Friday, May 02, 2008

Summary on Social and Identity Issues Re: AG Bell participants

Here is the summary of findings showing the outcomes on how former mainstreamed students who belong to AG Bell feel about identity and social issues when experiencing inclusion education.

Inclusive Education and Personal Development by Irene K. Leigh

Thirty-four graduated participants who belonged to AG Bell and Oral Hearing Impaired Section (OHIS) took the questionnaire.

16 = deaf

12 = hearing-impaired

4 = HoH

1 = oral then deaf

1 = hearing

50% of them change their label when they were in school

School background:

20 out of 34 = public school

13 = private

1 = Deaf school

5 reported nonsupportive academic or social environment

-labeled as defective

-made to feel “different”

-can’t understand what was said in class

The rest felt more supportive because of teachers who provided attention and friendly social environments that have structured school settings.

How does a school’s experience affected one’s identity?

19 = (+) positive

13 = (-) negative

(+) = overcome disability, accepting oneself as deaf, functionally comfortably in hearing world, good self-esteem

(-) = wrestling with the idea deaf people cannot do what they want, feelings of insecurity, dependency or self consciousness, perceptions of isolation and catering to the dominant group, she because of past rough experiences, lower self-confidence, no Deaf peers making it hard to compare

Some saw relationship with hearing peers as comfortably but never completely relaxed in contrast to socializing with Deaf peers.

Views about deaf:

8 felt (-) negative about having relationship with Deaf peers – those who were not comfortable with oral values were rejected and they rejected them.

15 felt (+) positive that Deaf were like family – no need to prove anything, having common understanding about life experiences as Deaf persons.

16 felt (-) Deaf culture was a foreign concept and thought they had negative attitudes toward hearing and oral deaf persons.

4 (+) viewed more positively

14 felt that there are advantages of Deaf culture for signing Deaf persons but felt that they are limited in terms of connections with diverse people.

13 of them had no exposure to deaf adults while in school!

Some reported that when crossing over into Deaf culture experience, some conflicts because lack of support by AG Bell members for “cultural differences.”

The bottom line is that, yes, participation in the hearing community is a powerful goal but the need for connection with some segment of Deaf community cannot be denied as a part of ongoing identity and formation and social support.

Dual identity = more positive outcomes

Moschella ( 1992) notes the significant emotional benefits that products of strictly oral environments derive from contact with deaf peers in adulthood.

Today’s concerns:

1. Lack of Deaf Role models in public education system

2. Access of Deaf community is limited

3. Misconceptions formed about Deaf Culture

No Deaf peers should grow up without contact with other Deaf peers and adults.

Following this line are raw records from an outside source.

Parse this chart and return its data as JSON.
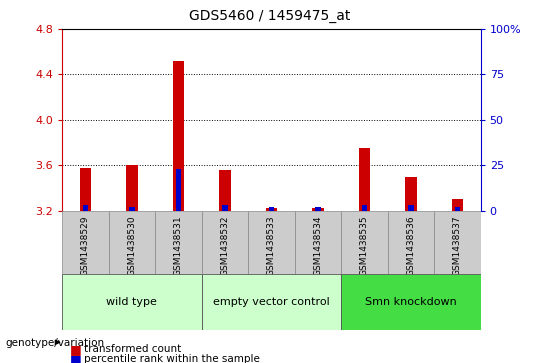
{
  "title": "GDS5460 / 1459475_at",
  "samples": [
    "GSM1438529",
    "GSM1438530",
    "GSM1438531",
    "GSM1438532",
    "GSM1438533",
    "GSM1438534",
    "GSM1438535",
    "GSM1438536",
    "GSM1438537"
  ],
  "red_values": [
    3.575,
    3.605,
    4.52,
    3.56,
    3.225,
    3.225,
    3.75,
    3.5,
    3.3
  ],
  "blue_values": [
    3.245,
    3.235,
    3.565,
    3.245,
    3.235,
    3.235,
    3.245,
    3.245,
    3.235
  ],
  "baseline": 3.2,
  "ylim_left": [
    3.2,
    4.8
  ],
  "yticks_left": [
    3.2,
    3.6,
    4.0,
    4.4,
    4.8
  ],
  "yticks_right": [
    0,
    25,
    50,
    75,
    100
  ],
  "groups": [
    {
      "label": "wild type",
      "indices": [
        0,
        1,
        2
      ],
      "facecolor": "#ccffcc"
    },
    {
      "label": "empty vector control",
      "indices": [
        3,
        4,
        5
      ],
      "facecolor": "#ccffcc"
    },
    {
      "label": "Smn knockdown",
      "indices": [
        6,
        7,
        8
      ],
      "facecolor": "#44dd44"
    }
  ],
  "group_label_prefix": "genotype/variation",
  "legend_red": "transformed count",
  "legend_blue": "percentile rank within the sample",
  "bar_color_red": "#CC0000",
  "bar_color_blue": "#0000CC",
  "left_axis_color": "#CC0000",
  "right_axis_color": "#0000CC",
  "bar_width": 0.25,
  "blue_bar_width": 0.12,
  "ticklabel_bg": "#cccccc"
}
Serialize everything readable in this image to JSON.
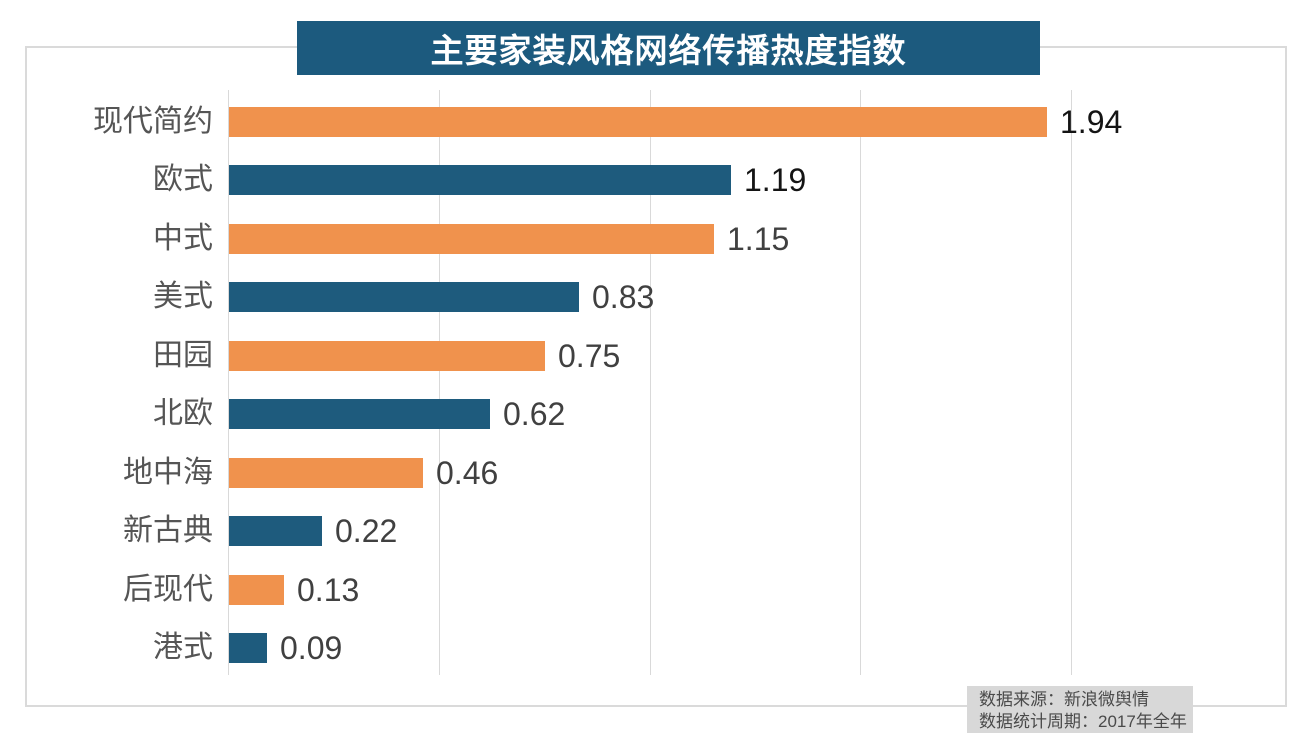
{
  "title": {
    "text": "主要家装风格网络传播热度指数",
    "bg_color": "#1C5A7E",
    "text_color": "#FFFFFF"
  },
  "chart_data": {
    "type": "bar",
    "orientation": "horizontal",
    "title": "主要家装风格网络传播热度指数",
    "xlim": [
      0,
      2.0
    ],
    "gridline_values": [
      0,
      0.5,
      1.0,
      1.5,
      2.0
    ],
    "grid": true,
    "legend": false,
    "categories": [
      "现代简约",
      "欧式",
      "中式",
      "美式",
      "田园",
      "北欧",
      "地中海",
      "新古典",
      "后现代",
      "港式"
    ],
    "values": [
      1.94,
      1.19,
      1.15,
      0.83,
      0.75,
      0.62,
      0.46,
      0.22,
      0.13,
      0.09
    ],
    "rows": [
      {
        "label": "现代简约",
        "value": 1.94,
        "display": "1.94",
        "bar_color": "#F0924D",
        "value_color": "#141414"
      },
      {
        "label": "欧式",
        "value": 1.19,
        "display": "1.19",
        "bar_color": "#1E5B7D",
        "value_color": "#141414"
      },
      {
        "label": "中式",
        "value": 1.15,
        "display": "1.15",
        "bar_color": "#F0924D",
        "value_color": "#404040"
      },
      {
        "label": "美式",
        "value": 0.83,
        "display": "0.83",
        "bar_color": "#1E5B7D",
        "value_color": "#404040"
      },
      {
        "label": "田园",
        "value": 0.75,
        "display": "0.75",
        "bar_color": "#F0924D",
        "value_color": "#404040"
      },
      {
        "label": "北欧",
        "value": 0.62,
        "display": "0.62",
        "bar_color": "#1E5B7D",
        "value_color": "#404040"
      },
      {
        "label": "地中海",
        "value": 0.46,
        "display": "0.46",
        "bar_color": "#F0924D",
        "value_color": "#404040"
      },
      {
        "label": "新古典",
        "value": 0.22,
        "display": "0.22",
        "bar_color": "#1E5B7D",
        "value_color": "#404040"
      },
      {
        "label": "后现代",
        "value": 0.13,
        "display": "0.13",
        "bar_color": "#F0924D",
        "value_color": "#404040"
      },
      {
        "label": "港式",
        "value": 0.09,
        "display": "0.09",
        "bar_color": "#1E5B7D",
        "value_color": "#404040"
      }
    ],
    "colors": {
      "orange": "#F0924D",
      "blue": "#1E5B7D",
      "gridline": "#D9D9D9",
      "category_label": "#555555",
      "border": "#DADADA"
    }
  },
  "source_note": {
    "line1": "数据来源：新浪微舆情",
    "line2": "数据统计周期：2017年全年",
    "bg_color": "#D8D8D8",
    "text_color": "#4A4A4A"
  }
}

Journal of Deaf Studies and Deaf Education (Vol. 4, Nbr. 3, Summer 1999) Inclusion and Personal Development by Irene W. Leigh

Educating Deaf Children Bilingually by Shawn Neal Mahshie, 1995

To see previous comments, click here.


Anonymous said...

Feel like AGbell and ASL between they tug on the rope each other to raise their goal into better education for which one understanding increase higher percent to prove of knowledge to get attention .... that my opion.


Kim said...

In a weird way I feel I can understand these kids. Being late-deafened is a lot like being oral deaf. I'm out of sync with both the hearing and Deaf culture. Here's an example-- most of the activities my hearing friends like to do on the weekends is challenging for me. They forget to look at me when they speak. They forget I need accommodations. But I'm not part of Deaf community. My ASL is still very basic. I got the gist of what you were saying in your vlog-- none of the details. My ASL will improve with time if my teacher is allowed to teach the next level of ASL next year. If not, then I'll be left in the lurch. What I'm saying is the only people I'm super comfortable with are other oral deaf and late-deafened people. Those people are the only ones who clearly understand my needs. But when I was younger, there were very, very few oral-deaf/late-deafened around. It wasn't until I got to be middle-aged (I'm now 50), that I began to meet people my age who were late-deafened. It's a very lonely road.


Ella Mae Lentz said...

Speaking of providing an environment with "plenty" of Deaf role models and peers, I believe there's something out there claiming that the critical mass for Deaf school-age children are:
1) Elementary-at least 50 Deaf peers in the whole Elementary department
2) Middle and High School combined - at least 100 peers.
Curious if any research out there mentions ideal minimum number of Deaf adult signers faculty and staff?
Thanks for sharing this report in both ASL and English. Keep them coming!

Anonymous said...

Dear Barb, thou are superb and reflecteth upon mine feelings. Just a wee bit of advice: keep your fingernails free of any contrasting colors because my eyes have a little hard time focusing on your signs and fingerspelling, smile. ; ) Carry on!